NFTs are commonly used as ownership verification on decentralized apps or membership passes to communities, events, and more. However, these use cases often fall into either being a token of ownership that have no expiration dates, or a one-off ticket for verifying identity/reservation thus no recurring payments involved for both cases. However for many real-world applications with paid subscriptions, they would prefer a middle ground - to keep an account or membership valid until the user stops paying for the subscription.

Currently there exists no standard implementation to help users subcsribe to a service by gaslessly approving specific amount of ERC20 for a specific time while restricting service provider from automatically charging only by each cycle to keep their subscription active.
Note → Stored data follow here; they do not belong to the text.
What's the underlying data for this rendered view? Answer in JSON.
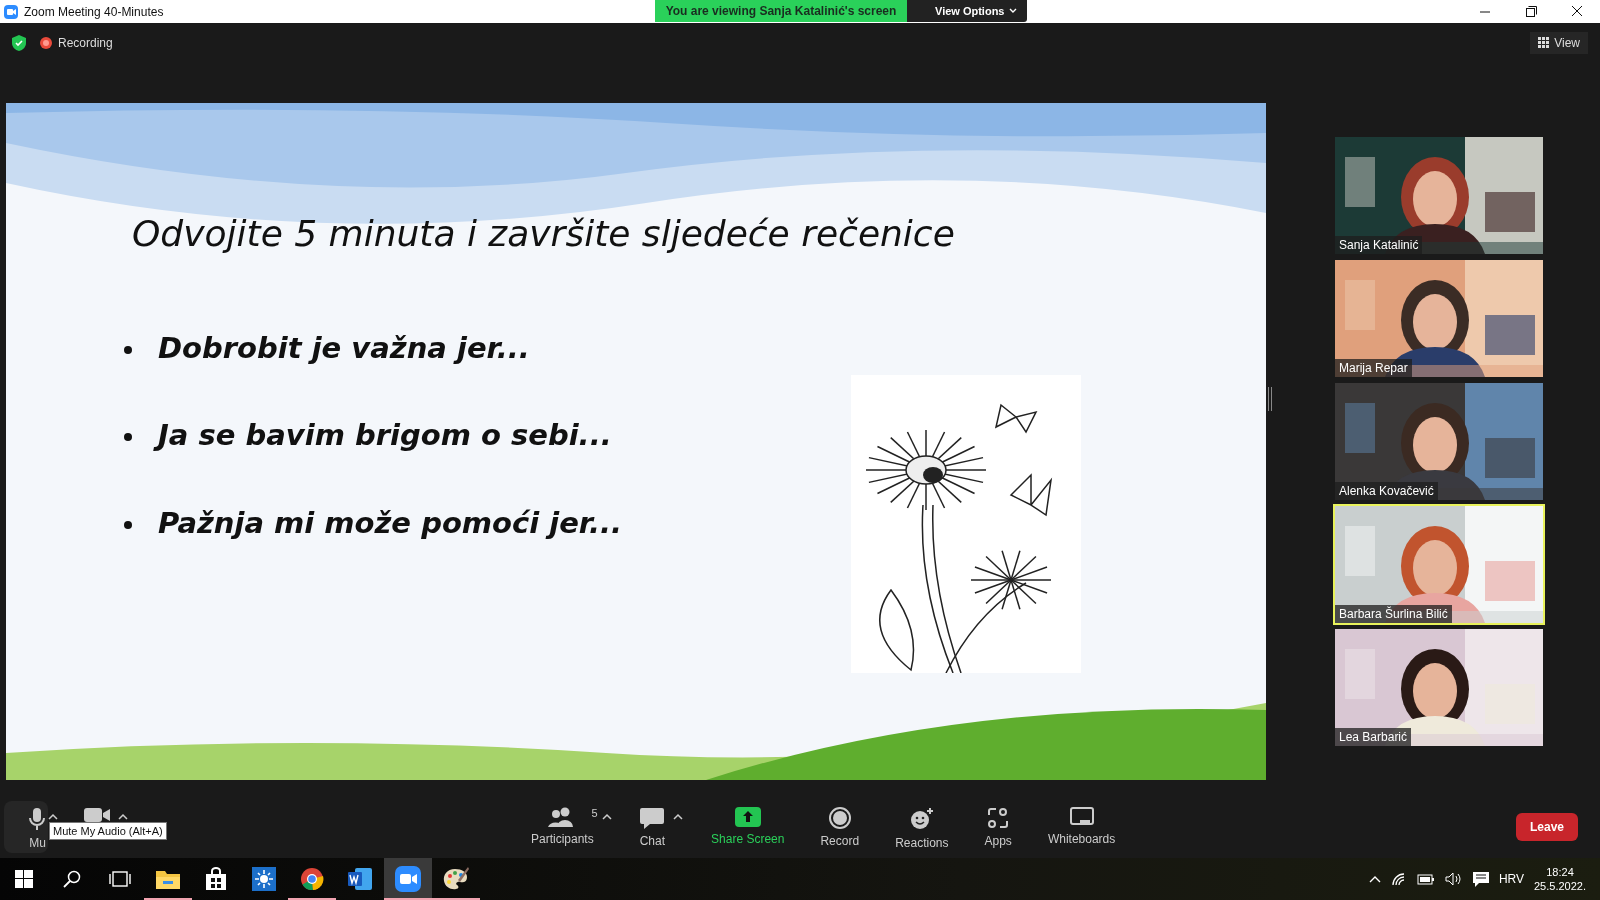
{
  "window": {
    "title": "Zoom Meeting 40-Minutes"
  },
  "banner": {
    "text": "You are viewing Sanja Katalinić's screen",
    "button": "View Options"
  },
  "meeting_bar": {
    "recording": "Recording",
    "view": "View"
  },
  "slide": {
    "title": "Odvojite 5 minuta i završite sljedeće rečenice",
    "bullets": [
      "Dobrobit je važna jer...",
      "Ja se bavim brigom o sebi...",
      "Pažnja mi može pomoći jer..."
    ]
  },
  "participants": [
    {
      "name": "Sanja Katalinić",
      "selected": false
    },
    {
      "name": "Marija Repar",
      "selected": false
    },
    {
      "name": "Alenka Kovačević",
      "selected": false
    },
    {
      "name": "Barbara Šurlina Bilić",
      "selected": true
    },
    {
      "name": "Lea Barbarić",
      "selected": false
    }
  ],
  "toolbar": {
    "left": [
      {
        "kind": "mic",
        "label": "Mu",
        "caret": true
      },
      {
        "kind": "video",
        "caret": true
      }
    ],
    "center": [
      {
        "kind": "participants",
        "label": "Participants",
        "count": "5",
        "caret": true
      },
      {
        "kind": "chat",
        "label": "Chat",
        "caret": true
      },
      {
        "kind": "share",
        "label": "Share Screen",
        "caret": false
      },
      {
        "kind": "record",
        "label": "Record",
        "caret": false
      },
      {
        "kind": "reactions",
        "label": "Reactions",
        "caret": false
      },
      {
        "kind": "apps",
        "label": "Apps",
        "caret": false
      },
      {
        "kind": "whiteboards",
        "label": "Whiteboards",
        "caret": false
      }
    ],
    "leave": "Leave",
    "tooltip": "Mute My Audio (Alt+A)"
  },
  "taskbar": {
    "apps": [
      {
        "kind": "explorer",
        "selected": false
      },
      {
        "kind": "store",
        "selected": false
      },
      {
        "kind": "weather",
        "selected": false
      },
      {
        "kind": "chrome",
        "selected": false
      },
      {
        "kind": "word",
        "selected": false
      },
      {
        "kind": "zoom",
        "selected": true
      },
      {
        "kind": "paint",
        "selected": false
      }
    ],
    "language": "HRV",
    "time": "18:24",
    "date": "25.5.2022."
  }
}
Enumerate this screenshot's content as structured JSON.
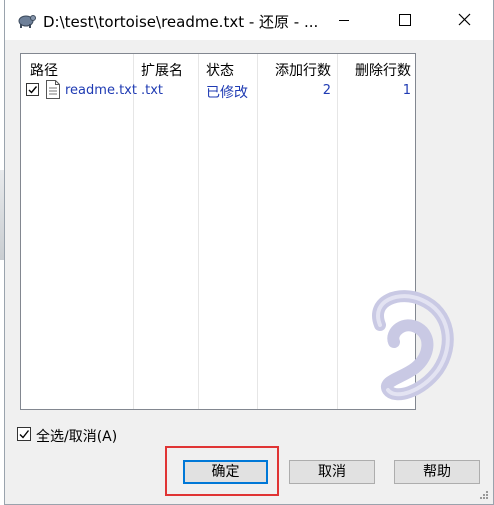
{
  "window": {
    "title": "D:\\test\\tortoise\\readme.txt - 还原 - ...",
    "app_icon": "tortoise-icon",
    "controls": {
      "minimize": "minimize-icon",
      "maximize": "maximize-icon",
      "close": "close-icon"
    }
  },
  "list": {
    "columns": [
      "路径",
      "扩展名",
      "状态",
      "添加行数",
      "删除行数"
    ],
    "rows": [
      {
        "checked": true,
        "path": "readme.txt",
        "extension": ".txt",
        "status": "已修改",
        "added": "2",
        "deleted": "1"
      }
    ],
    "link_color": "#1f3bb3"
  },
  "select_all": {
    "label": "全选/取消(A)",
    "checked": true
  },
  "buttons": {
    "ok": "确定",
    "cancel": "取消",
    "help": "帮助"
  },
  "colors": {
    "accent": "#0078d7",
    "highlight": "#e03434"
  }
}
After the introduction of Account Abstraction(AA), even though we can still achieve something similar to gasless pre-approval with the help from EIP-7702 - it would require the user’s EOA to delegate to an external contract which could impose extra security vectors that integrators need to consider and the subscription feature is still lacking nonetheless. More importantly SubNFTs are in fact compatitable with 7702 smart accounts as long as they are able to receive NFT i.e. with onERC721Received implemented thus SubNFTs provide a standardized framework while being AA-compatible for apps to offer subscription features in a more composable way.

Besides a common interface will make it easier for future projects to develop subscription-based NFTs. In the current Web2 world, it’s hard for a user to see or manage all of their subscriptions in one place. With a common standard for subscriptions, it will be easy for a single application to determine the number of subscriptions a user has, see when they expire, and renew/cancel them as requested.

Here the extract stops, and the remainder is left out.